Hopper: love for clear light
By Francesco Carelli – University Milan, Rome
Some call him a storyteller, while others consider him the only artist who could capture the very instant – crystallized in time – of a scene, or the essence of a person. After all, it was Edward Hopper himself (1882-1967) – the best-known and most popular American artist of the 20th century, a man of few words, a retiring personality who loved the ocean and the horizon, and the clear light in his large studio – who explained his poetics: “If you could say it in words, there would be no reason to paint.”
The exhibition at Palazzo Fava – Palazzo delle Esposizioni in Bologna offers a chronological overview of Edward Hopper’s entire output, from his Parisian watercolours to his landscapes and cityscapes from the ‘50s and ‘60s, with over 60 artworks on display, including celebrated masterpieces such as South Carolina Morning (1955), Second Story Sunlight(1960), New York Interior (1921).
The selection spans his entire career and touches on all the techniques used by an artist who is now considered a classic twentieth-century painter.
An outstanding loan is the large painting entitled Soir Bleu(has a length of about two meters), symbol of loneliness and human alienation, made by Hopper in 1914 in Paris.
Starting with the 1920 show at the Whitney Studio Club and including memorable exhibitions in 1950, 1964 and 1980. And since 1968, when Hopper’s widow, Josephine, bequeathed their collection to the Whitney, the museum has housed the bulk of Hopper’s works, over 3,000 paintings, drawings and prints.
Divided chronologically into six thematic sections, the exhibition retraces Hopper’s career, from his
academic training as a student in Paris to his much better-known “classical” period in the ’30s, ‘40s and 50s, and on to his intensely iconic works in his later years.

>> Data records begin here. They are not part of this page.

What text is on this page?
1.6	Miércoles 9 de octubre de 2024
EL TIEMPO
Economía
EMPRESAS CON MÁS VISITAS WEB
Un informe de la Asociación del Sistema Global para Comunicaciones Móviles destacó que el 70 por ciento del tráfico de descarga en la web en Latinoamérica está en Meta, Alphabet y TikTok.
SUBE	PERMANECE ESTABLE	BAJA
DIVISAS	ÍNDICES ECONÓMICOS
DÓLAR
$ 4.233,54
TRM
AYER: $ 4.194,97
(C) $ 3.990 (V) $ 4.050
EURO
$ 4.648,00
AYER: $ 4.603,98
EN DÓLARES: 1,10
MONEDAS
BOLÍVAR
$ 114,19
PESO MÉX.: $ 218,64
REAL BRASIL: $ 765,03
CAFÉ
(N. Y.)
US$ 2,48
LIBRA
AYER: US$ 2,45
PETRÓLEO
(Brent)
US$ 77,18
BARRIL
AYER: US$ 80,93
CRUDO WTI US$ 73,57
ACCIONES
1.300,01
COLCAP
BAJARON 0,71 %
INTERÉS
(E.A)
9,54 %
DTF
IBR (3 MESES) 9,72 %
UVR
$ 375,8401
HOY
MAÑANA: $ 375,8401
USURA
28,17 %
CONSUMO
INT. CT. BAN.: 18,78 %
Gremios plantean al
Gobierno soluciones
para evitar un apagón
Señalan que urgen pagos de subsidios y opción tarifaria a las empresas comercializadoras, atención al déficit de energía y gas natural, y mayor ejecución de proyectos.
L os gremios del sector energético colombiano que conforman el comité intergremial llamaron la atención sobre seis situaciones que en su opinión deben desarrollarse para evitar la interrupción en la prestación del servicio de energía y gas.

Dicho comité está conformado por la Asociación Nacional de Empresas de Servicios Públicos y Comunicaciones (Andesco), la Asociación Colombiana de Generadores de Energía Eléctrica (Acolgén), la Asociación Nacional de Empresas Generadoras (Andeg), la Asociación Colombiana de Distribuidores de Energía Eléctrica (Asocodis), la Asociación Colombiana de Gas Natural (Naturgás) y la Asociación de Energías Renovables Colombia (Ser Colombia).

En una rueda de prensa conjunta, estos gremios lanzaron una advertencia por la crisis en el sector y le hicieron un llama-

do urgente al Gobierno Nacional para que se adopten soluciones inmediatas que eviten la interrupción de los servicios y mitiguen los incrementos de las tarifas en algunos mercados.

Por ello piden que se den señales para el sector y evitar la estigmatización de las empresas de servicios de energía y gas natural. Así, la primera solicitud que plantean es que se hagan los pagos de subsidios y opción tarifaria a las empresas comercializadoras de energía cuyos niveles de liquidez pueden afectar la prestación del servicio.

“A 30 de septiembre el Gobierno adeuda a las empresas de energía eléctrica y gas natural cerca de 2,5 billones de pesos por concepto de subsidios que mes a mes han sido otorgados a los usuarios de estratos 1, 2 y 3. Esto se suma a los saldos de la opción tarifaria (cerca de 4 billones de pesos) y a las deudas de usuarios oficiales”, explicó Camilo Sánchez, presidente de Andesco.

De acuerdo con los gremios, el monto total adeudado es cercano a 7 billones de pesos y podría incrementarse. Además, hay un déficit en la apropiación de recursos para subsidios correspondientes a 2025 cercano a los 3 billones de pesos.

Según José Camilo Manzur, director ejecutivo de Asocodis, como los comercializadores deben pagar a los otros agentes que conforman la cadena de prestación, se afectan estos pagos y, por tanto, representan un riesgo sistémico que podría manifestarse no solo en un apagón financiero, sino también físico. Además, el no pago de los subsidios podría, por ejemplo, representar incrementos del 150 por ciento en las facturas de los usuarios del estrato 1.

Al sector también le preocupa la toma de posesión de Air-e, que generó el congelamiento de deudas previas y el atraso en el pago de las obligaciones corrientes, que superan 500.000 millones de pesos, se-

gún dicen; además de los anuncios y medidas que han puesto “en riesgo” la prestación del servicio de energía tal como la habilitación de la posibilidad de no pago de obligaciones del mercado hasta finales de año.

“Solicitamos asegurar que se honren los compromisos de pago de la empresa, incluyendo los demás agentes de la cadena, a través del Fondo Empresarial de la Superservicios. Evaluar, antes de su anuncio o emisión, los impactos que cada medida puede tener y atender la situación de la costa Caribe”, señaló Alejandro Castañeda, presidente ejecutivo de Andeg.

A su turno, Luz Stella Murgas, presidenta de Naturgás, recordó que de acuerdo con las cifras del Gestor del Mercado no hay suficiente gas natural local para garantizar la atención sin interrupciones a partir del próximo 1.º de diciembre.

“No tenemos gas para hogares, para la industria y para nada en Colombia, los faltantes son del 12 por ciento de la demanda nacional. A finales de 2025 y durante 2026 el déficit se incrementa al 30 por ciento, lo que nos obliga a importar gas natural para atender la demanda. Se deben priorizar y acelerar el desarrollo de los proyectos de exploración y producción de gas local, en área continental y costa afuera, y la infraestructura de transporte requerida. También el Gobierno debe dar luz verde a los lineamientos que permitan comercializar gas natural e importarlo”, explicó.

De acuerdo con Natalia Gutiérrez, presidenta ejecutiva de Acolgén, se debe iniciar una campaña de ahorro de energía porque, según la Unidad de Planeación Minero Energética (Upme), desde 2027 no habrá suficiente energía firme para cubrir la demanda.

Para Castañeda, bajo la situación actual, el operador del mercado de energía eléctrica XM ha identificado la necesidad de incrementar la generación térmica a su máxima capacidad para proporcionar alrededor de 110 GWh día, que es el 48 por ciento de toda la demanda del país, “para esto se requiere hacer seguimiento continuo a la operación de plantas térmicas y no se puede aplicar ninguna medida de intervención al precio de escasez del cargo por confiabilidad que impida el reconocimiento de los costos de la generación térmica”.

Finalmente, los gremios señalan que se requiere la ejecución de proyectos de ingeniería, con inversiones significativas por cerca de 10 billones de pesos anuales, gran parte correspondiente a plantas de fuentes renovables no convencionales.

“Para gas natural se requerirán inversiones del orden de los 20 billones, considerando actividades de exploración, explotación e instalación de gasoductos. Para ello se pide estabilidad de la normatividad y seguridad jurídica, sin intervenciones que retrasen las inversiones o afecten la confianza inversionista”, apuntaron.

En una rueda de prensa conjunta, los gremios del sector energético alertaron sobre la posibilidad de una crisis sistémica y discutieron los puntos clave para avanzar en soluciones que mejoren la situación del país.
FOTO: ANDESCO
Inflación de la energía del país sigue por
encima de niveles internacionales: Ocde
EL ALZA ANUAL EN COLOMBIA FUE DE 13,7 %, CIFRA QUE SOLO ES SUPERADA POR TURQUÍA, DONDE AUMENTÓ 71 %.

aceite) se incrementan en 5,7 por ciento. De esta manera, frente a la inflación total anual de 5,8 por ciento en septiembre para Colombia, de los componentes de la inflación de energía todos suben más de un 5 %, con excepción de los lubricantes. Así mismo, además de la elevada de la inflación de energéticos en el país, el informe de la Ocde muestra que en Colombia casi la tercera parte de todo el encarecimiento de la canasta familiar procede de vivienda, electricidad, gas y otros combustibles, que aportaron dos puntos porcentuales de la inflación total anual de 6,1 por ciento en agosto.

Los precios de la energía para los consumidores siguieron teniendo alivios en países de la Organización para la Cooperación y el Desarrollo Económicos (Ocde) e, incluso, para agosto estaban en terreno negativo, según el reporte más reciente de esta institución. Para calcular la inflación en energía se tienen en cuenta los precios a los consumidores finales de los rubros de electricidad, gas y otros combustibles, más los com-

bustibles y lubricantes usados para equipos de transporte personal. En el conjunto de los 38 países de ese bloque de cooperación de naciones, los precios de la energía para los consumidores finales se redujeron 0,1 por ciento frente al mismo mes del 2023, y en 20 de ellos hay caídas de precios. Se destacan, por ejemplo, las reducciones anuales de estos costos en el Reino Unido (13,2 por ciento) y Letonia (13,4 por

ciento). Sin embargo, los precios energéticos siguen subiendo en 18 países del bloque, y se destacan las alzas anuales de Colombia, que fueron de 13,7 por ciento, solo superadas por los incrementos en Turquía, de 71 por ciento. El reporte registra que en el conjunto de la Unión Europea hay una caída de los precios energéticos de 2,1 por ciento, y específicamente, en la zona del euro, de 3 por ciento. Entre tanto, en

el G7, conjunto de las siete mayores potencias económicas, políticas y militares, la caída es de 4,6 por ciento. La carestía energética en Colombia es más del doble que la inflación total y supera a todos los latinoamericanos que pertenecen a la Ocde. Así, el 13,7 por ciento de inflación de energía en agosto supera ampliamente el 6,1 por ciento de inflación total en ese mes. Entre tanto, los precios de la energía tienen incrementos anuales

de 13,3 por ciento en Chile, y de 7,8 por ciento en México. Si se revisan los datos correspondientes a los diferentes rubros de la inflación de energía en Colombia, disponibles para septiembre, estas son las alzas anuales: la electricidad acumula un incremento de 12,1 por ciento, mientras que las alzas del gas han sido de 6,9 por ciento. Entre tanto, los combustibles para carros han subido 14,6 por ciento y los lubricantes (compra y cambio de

All the artist’s favourite techniques are covered by the show: oil painting, watercolours and prints, with a special focus on the intriguing connection between his paintings and the studies he drew for them, an essential part of Hopper’s output.
The first few sections feature a group of self-portraits, works from Hopper’s time as a student, and the airy sketches and other works from his years in Paris. Masterpieces like Night Shadows (1921) and Evening Wind (1921) attest to the elegance of the artist’s technique and “that sense of the incredible potential of everyday experience” that would win him recognition and mark the start of a richly rewarding career.
In the section that celebrates Hopper’s superb draughtsmanship and work process, a significant subgroup of his preparatory drawings is on display, including Study for Gas (1940), Study for Girlie Show (1941), Study for Summertime (1943), Study for Pennsylvania Coal Town (1947).
The exhibition also brings together some of Hopper’s best paintings devoted to women, naked or half-dressed, alone in rooms, going about their chores or in contemplative stances: works that epitomize the artist’s poetics, his unassuming realism, and above all his skill at bringing out the beauty of ordinary subjects, often by means of a cinematic approach.
All of Hopper’s mastery is on display, not only in his paintings but also his remarkable prints, his drawings and watercolours, in a career ranging from the turn of the last century to the 1960s: an extraordinary repertoire of the motifs and genres of figurative painting, such as portraits, landscapes, nudes, and interiors.
Hopper was long associated with evocative images of urban dwellings and their inhabitants, yet to the skyscrapers that were emblematic of the aspirations of the jazz age Hopper actually preferred the faded red brick facades of anonymous shops, or views of little-known bridges. His favourite subjects were glimpses of ordinary life in reassuring middle class apartments, often seen through the windows on his travels, along withthe interiors of cafeterias or cinemas that have gained iconic status thanks to some of the celebrated masterpieces on view. Hopper also produced marvelous watercolours during his summers spent in Gloucester, Massachusetts; Maine.
The exhibition aims to showcase Hopper’s “signature style” and its legacy, as seen and imitated in many fields of the visual arts, from painting and cinema to photography and illustration, as well as advertising, television, album covers, magazine covers, comic strips and merchandising. Ironically enough, considering how reserved Edward Hopper was in his private life, hardly a fixture in the art circles of his day, at one point he became a popular painter, admired and even adored for his oeuvre that reflected all the stereotypes of the American dream, then as now.